In both his film commentary and the modern verse play Clark chooses to emphasize Ozidi’s involvement in Temugedege’s death and certain other exploits as the excesses of a tragic hero. He prefers the version, whether Erivini’s or Afoduwa’s, in which our hero actually kills his grandmother, to Okabou’s tension-creating account in which Oreame is accidentally struck down, but revives. Clark ends both commentary and published play with Ozidi being saved, in spite of himself, through the innocence of his mother who treats smallpox as though it were common yaws. The Smallpox King stalks off in ironical indignation. Instead of including the hero’s sexual initiation, Ozidi’s battle with the Scrotum King is reduced by Clark to a fleeting Freudian dream, and his hesitation over killing Tebesonoma’s defenseless sister (whose name literally means ‘the innocent’) is seen as the product of a humane and caring sensibility, rather than his unacknowledged longing for wife and children. The modern verse drama greatly reduces the number and importance of encounters with the supernatural and completely alters the point of view from which they are described. Instead of the characteristics of a truly African, epic hero, Ozidi is invested with those of the classical Greek. Sexual initiation and victory over death are reduced to comedy. The celebration of a traditional world-view edges towards the reassurance of tragi-comedy. Battle-lust and sexuality give way to absolute judgment; error, expiation, and regeneration.

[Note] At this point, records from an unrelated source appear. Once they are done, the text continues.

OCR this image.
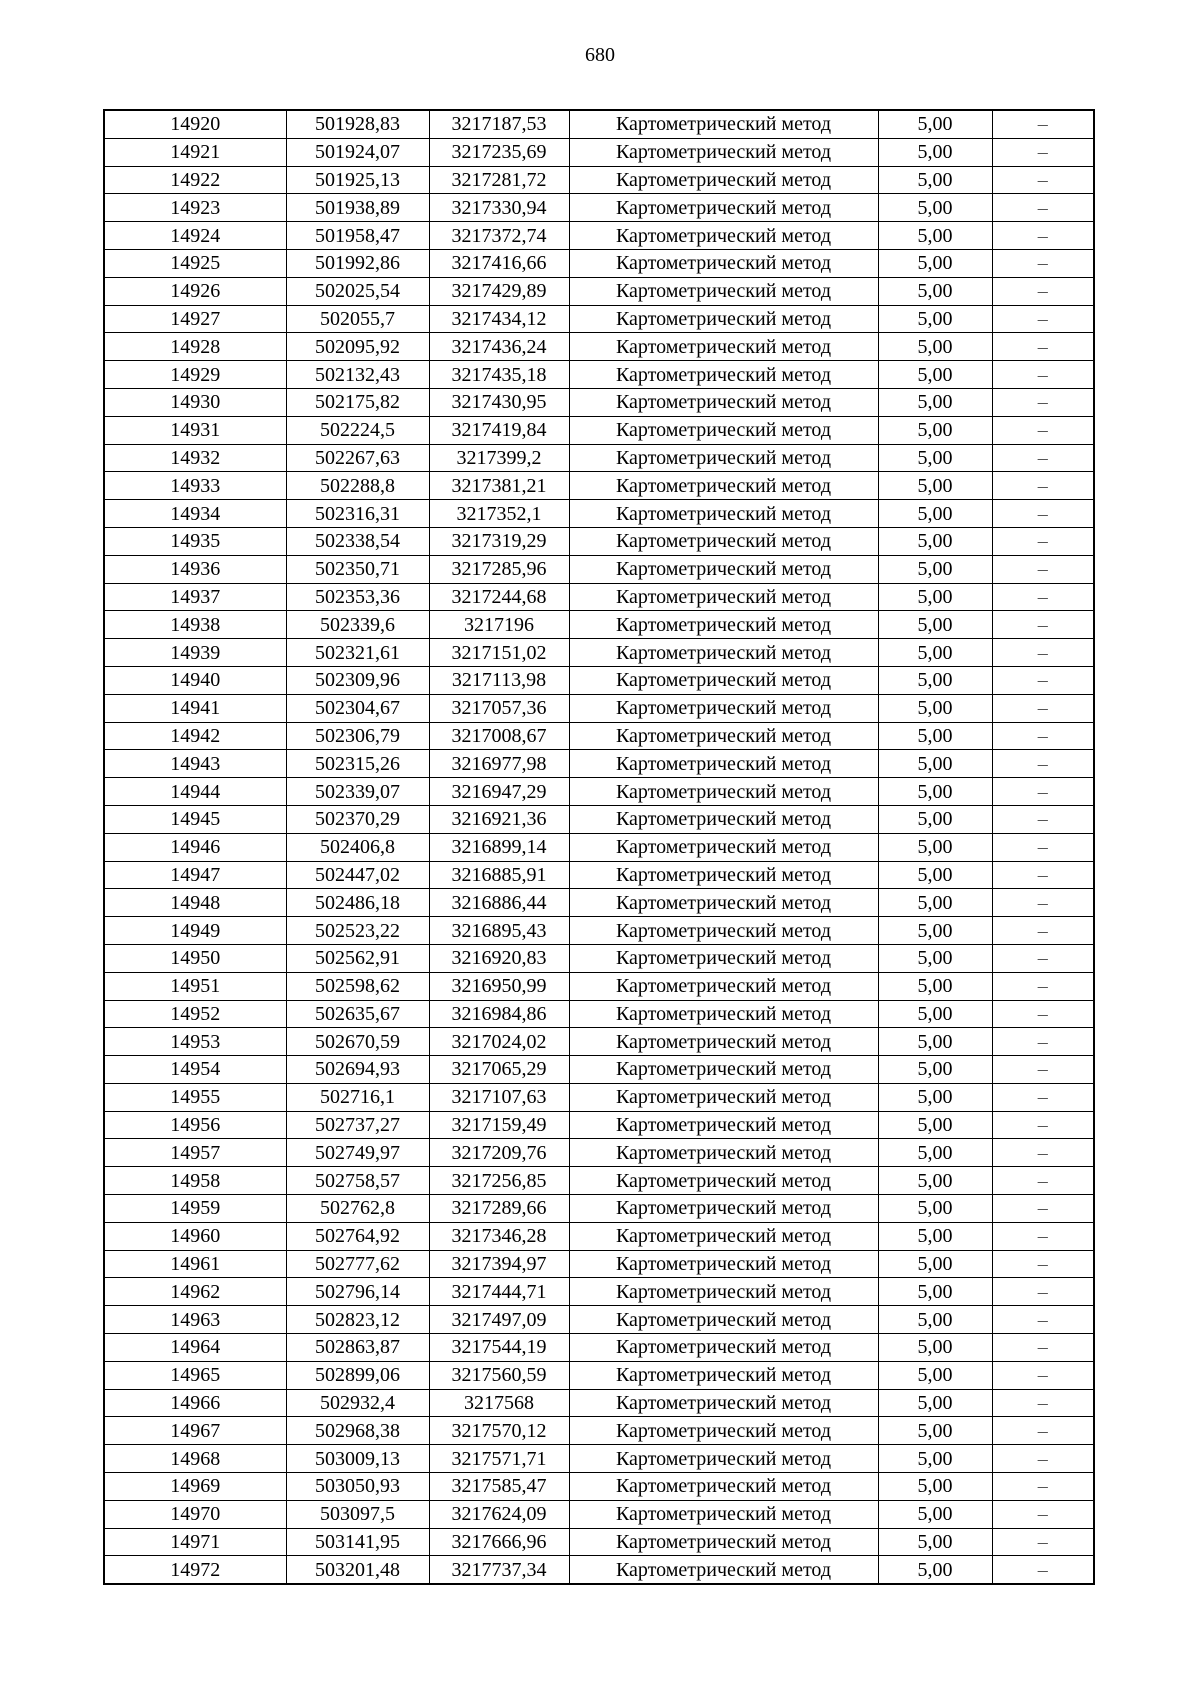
680
14920	501928,83	3217187,53	Картометрический метод	5,00	–
14921	501924,07	3217235,69	Картометрический метод	5,00	–
14922	501925,13	3217281,72	Картометрический метод	5,00	–
14923	501938,89	3217330,94	Картометрический метод	5,00	–
14924	501958,47	3217372,74	Картометрический метод	5,00	–
14925	501992,86	3217416,66	Картометрический метод	5,00	–
14926	502025,54	3217429,89	Картометрический метод	5,00	–
14927	502055,7	3217434,12	Картометрический метод	5,00	–
14928	502095,92	3217436,24	Картометрический метод	5,00	–
14929	502132,43	3217435,18	Картометрический метод	5,00	–
14930	502175,82	3217430,95	Картометрический метод	5,00	–
14931	502224,5	3217419,84	Картометрический метод	5,00	–
14932	502267,63	3217399,2	Картометрический метод	5,00	–
14933	502288,8	3217381,21	Картометрический метод	5,00	–
14934	502316,31	3217352,1	Картометрический метод	5,00	–
14935	502338,54	3217319,29	Картометрический метод	5,00	–
14936	502350,71	3217285,96	Картометрический метод	5,00	–
14937	502353,36	3217244,68	Картометрический метод	5,00	–
14938	502339,6	3217196	Картометрический метод	5,00	–
14939	502321,61	3217151,02	Картометрический метод	5,00	–
14940	502309,96	3217113,98	Картометрический метод	5,00	–
14941	502304,67	3217057,36	Картометрический метод	5,00	–
14942	502306,79	3217008,67	Картометрический метод	5,00	–
14943	502315,26	3216977,98	Картометрический метод	5,00	–
14944	502339,07	3216947,29	Картометрический метод	5,00	–
14945	502370,29	3216921,36	Картометрический метод	5,00	–
14946	502406,8	3216899,14	Картометрический метод	5,00	–
14947	502447,02	3216885,91	Картометрический метод	5,00	–
14948	502486,18	3216886,44	Картометрический метод	5,00	–
14949	502523,22	3216895,43	Картометрический метод	5,00	–
14950	502562,91	3216920,83	Картометрический метод	5,00	–
14951	502598,62	3216950,99	Картометрический метод	5,00	–
14952	502635,67	3216984,86	Картометрический метод	5,00	–
14953	502670,59	3217024,02	Картометрический метод	5,00	–
14954	502694,93	3217065,29	Картометрический метод	5,00	–
14955	502716,1	3217107,63	Картометрический метод	5,00	–
14956	502737,27	3217159,49	Картометрический метод	5,00	–
14957	502749,97	3217209,76	Картометрический метод	5,00	–
14958	502758,57	3217256,85	Картометрический метод	5,00	–
14959	502762,8	3217289,66	Картометрический метод	5,00	–
14960	502764,92	3217346,28	Картометрический метод	5,00	–
14961	502777,62	3217394,97	Картометрический метод	5,00	–
14962	502796,14	3217444,71	Картометрический метод	5,00	–
14963	502823,12	3217497,09	Картометрический метод	5,00	–
14964	502863,87	3217544,19	Картометрический метод	5,00	–
14965	502899,06	3217560,59	Картометрический метод	5,00	–
14966	502932,4	3217568	Картометрический метод	5,00	–
14967	502968,38	3217570,12	Картометрический метод	5,00	–
14968	503009,13	3217571,71	Картометрический метод	5,00	–
14969	503050,93	3217585,47	Картометрический метод	5,00	–
14970	503097,5	3217624,09	Картометрический метод	5,00	–
14971	503141,95	3217666,96	Картометрический метод	5,00	–
14972	503201,48	3217737,34	Картометрический метод	5,00	–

As literary composition, Clark’s play must be recognized as hybrid. The publication of traditional versions in The Ozidi Saga (1977) underlines a structural imbalance in the Eurocentric play. Nearly three-quarters of the action concentrates on the hero’s maturation and the cyclical renewal of the community. Clark’s first three acts are unified and complete in themselves, however episodic they are made to appear by the numerous scene divisions. When the last of his father’s assassins is overcome, a kind of completion has been achieved. The emphasis has shifted from heroic combat to the hero’s apprenticeship.

In the saga, as performed, one day’s narration covers Ozidi’s origin and development, while three are given over to single combat with his father’s enemies. In the modern verse drama only the last three scenes of Act Three deal with the later material, and emphasis is diverted from general acclamation/celebration to the incremental steps or stages of narrative.

In addition to introducing new interests, the radical condensation of the saga’s last three days further confuses the formal (European) unity of the play. On the other hand Act Four gives the appearance of merely being tacked on, which conspicuously confuses genre classification. From a world of myth we now find ourselves in one of classical, European drama which aspires to tragic stature. The shift is somewhat less than certain, however, and the main thrust  emphasizes Ozidi’s excesses as well as justifies the inevitability of retribution. Not that a work of mixed genre offends. Clark may well have had The Bacchae in mind, but Euripides had integrated the personal excesses of Pentheus into the broader conflict between reason and uncontrollable passion (Greece/Pentheus vs Asia/Bacchus). Ozidi, on the other hand, matures into the perfect culture hero and then subsides into excesses.

According to a European point of view, the lack of consistency in Clark’s play, Ozidi, is most obvious in the final act. The on-going action takes up about one-twentieth of the play’s duration while paralleling lengths and development of scenes throughout. Ozidi’s stature as a tragic hero is further undermined by the return to an ostensibly mythic world, but one which is obviously neither serious nor traditional. The Smallpox King, no longer Death incarnate, comes off as an exaggerated, Eighteenth Century, coffee-house joke – accompanied by Headach, Fever, etc. One is expected to laugh at the traditional world-view, and Ozidi charges on to overcome the Other World by the accident of Orea’s innocence and Death’s overweening pride. Clark’s attempt at reinterpretation of the legend unravels, and the piece is better classified as pageantry. 'Tis a pity as the underlying plot has both tragic and tragi-comic, as well as mythic (ritual), potential.